In Galilee v Commissioner of Police of the Metropolis [2017] UKEAT 0207_16_2211 (22 November 2017), the claimant alleged disability discrimination in respect of his dismissal. After consulting solicitors, an application to amend his claim was made. The ET refused the application, ruling that the new claims were out of time; that the employment judge could not be confident that the claimant would persuade a tribunal to extend the time limit on a just and equitable basis; and that allowing the amendment would deprive the respondent of its opportunity to argue that the claims were out of time.

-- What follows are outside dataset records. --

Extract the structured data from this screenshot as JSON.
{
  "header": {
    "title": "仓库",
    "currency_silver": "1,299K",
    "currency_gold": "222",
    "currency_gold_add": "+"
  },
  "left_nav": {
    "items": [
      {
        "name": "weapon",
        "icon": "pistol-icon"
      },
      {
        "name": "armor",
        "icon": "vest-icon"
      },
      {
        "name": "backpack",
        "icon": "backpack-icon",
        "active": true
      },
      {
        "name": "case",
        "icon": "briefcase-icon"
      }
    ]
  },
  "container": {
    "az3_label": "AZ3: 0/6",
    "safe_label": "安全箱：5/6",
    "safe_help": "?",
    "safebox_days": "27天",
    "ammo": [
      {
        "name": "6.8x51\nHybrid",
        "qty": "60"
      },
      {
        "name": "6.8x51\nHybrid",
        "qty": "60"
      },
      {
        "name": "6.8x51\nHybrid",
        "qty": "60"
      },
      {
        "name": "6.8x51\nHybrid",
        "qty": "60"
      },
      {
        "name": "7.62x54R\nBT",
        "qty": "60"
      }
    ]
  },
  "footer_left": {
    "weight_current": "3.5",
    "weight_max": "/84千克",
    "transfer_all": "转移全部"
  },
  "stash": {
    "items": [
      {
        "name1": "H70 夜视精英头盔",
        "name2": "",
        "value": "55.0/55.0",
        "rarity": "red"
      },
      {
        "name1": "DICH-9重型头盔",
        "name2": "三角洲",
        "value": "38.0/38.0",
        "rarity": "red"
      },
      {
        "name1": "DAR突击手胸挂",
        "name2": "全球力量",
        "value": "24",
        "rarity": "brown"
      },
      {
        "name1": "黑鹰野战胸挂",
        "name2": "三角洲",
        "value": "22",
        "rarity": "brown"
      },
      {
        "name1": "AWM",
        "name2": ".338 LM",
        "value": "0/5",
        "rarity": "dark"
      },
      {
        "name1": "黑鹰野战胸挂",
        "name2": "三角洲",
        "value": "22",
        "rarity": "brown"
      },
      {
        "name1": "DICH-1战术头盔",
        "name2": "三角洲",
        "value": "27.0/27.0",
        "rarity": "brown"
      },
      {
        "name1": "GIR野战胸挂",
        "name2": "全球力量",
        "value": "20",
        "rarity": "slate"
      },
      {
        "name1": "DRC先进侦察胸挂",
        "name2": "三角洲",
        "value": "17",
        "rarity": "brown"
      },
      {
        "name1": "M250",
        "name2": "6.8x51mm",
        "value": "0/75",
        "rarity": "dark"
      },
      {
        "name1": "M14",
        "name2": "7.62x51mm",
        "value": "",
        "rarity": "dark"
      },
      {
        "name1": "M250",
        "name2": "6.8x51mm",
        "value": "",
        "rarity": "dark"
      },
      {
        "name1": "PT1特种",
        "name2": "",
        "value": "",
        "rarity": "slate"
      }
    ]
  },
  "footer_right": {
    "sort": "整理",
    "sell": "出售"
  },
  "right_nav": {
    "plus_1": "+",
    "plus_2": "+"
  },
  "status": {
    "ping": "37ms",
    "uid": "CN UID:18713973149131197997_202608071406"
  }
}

Galilee’s appeal raised four questions:

  • Was the ET required to decide whether the claims introduced by the amendment were in or out of time when considering the application to amend?
  • Does granting permission to amend without deciding the time limit issue deprive the respondent of the opportunity to challenge whether the claims are out of time?
  • In Galilee’s case, had the ET actually considered whether the proposed additional claims were out of time?
  • Had the ET erred in law by refusing permission to amend for the reasons it did?

In a lengthy judgment, HHJ Hand QC held the ET erred in concluding that it was essential to reach a decision on the “out of time” point at the preliminary stage.

The EAT said that while in some cases it may be possible to determine on the written pleadings that there can be no continuing act or an extension of time on just and equitable grounds, that may not be so, particularly in discrimination cases. It emphasised that it may not be possible to determine time limit issues until evidence has been heard.